I can only speak from my experience. When STBXAH lived with me he passed the blame/responsibility onto me for almost everything wrong in our lives. And, somehow, I took it on board and tried to shoulder it. STBXAH was very controlling and I became very isolated. This impacted on my mental health - I suffered from depression for years. My self confidence and self esteem became eroded over the years. I didn't trust myself and STBXAH eroded any self belief I had. I trusted his opinion more than my own. Yes, I know, a consequence of my choice to stay with him - strongly influenced by him and my daily situation.

Then I was referred to a counsellor for depression - this started my personal growth and all hell broke loose at home.

When I found this site I knew nothing about alcoholism and even less about co dependancy. Knowledge is power and it helped set me free. Questions like 'do alcoholics feel remorse?' were asked by me from a place of pain and disbelief. As a codie I have been 'trained' to be over responsible for everything and to believe the best of my STBXAH. His escalating alcoholism and subsequent behaviour were so out of the blue, so painful, that I couldn't understand how a thinking, feeling human being could do that to another that they professed to love. I still don't get the why of it but I have learned to let it go.

Personally, when I was just starting to learn about all this stuff, I still took the blame and responsibility for everything. Instead of blaming myself, I needed to look at things differently. Part of that process was blaming the alcoholic in my life - something I had never considered doing before.

If I had come to this site and been confronted with even more finger pointing and blame, I would have crumbled under the weight of it all. Reading all the other stories here made me realise that, actually, I'm NOT the reason STBXAH drinks, I'm not alone in what I experienced and I don't deserve it! What may seem obvious to you didn't to me.

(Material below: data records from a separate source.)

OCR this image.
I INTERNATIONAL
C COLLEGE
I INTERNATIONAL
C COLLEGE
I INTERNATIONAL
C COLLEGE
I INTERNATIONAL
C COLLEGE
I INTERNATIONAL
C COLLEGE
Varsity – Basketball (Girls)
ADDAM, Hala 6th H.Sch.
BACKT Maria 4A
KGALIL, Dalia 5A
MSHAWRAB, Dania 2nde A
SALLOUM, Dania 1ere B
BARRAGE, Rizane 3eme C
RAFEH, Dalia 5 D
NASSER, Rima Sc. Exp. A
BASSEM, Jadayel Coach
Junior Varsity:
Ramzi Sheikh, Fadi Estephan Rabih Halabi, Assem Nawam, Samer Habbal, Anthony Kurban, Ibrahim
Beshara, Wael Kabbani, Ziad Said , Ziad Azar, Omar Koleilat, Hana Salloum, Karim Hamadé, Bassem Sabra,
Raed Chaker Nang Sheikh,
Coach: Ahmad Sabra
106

What I'm trying to say is that, as a codie, I was blamed for so much, I had the weight of the world on my shoulders. I needed to learn how to be responsible for only the things I am responsible for! Which is why I love the fact that this forum says things like 'that's what alcoholics do' etc. It helped me work out what was my 'stuff' and what I could leave well enough alone. I needed to learn to be kind to myself and put me first.

I'm a codie, not an alcoholic. This forum was my safe place when living with an active alcoholic. I wouldn't want to see that change.
I hear and understand what you are saying, I didn't think of it as "mean and low" I thought of it as "blunt and to the point", as in I told the truth, and I would never be nearly that blunt to somebody that was "new" however for example, if it were an alcoholic I saw struggling for six months I wouldn't have been nearly this gentle

Just because something is the truth and has a "bite" doesn't necessarily make it "mean and low", I asked those same questions as you did when I was new, and when I was new they were relevant, after six months however my support group would repeatedly bring the focus back on me, because that is where the answer ie recovery was to be found.

I hear what you are saying, and by no means did I mean to be hurtful but I guess, I can be painfully blunt and honest on occasion, and that hits some people wrong, I get that, for me it comes down to do I want somebody to co-sign my BS or do I want solution and answers, I guess I am looking for different things from my recovery from codependency then others here.

Laurie and LaTeeDa seem to have the knack of being as blunt as me without causing the resentment, good trick to learn I guess.

I am sorry that my post bothered you.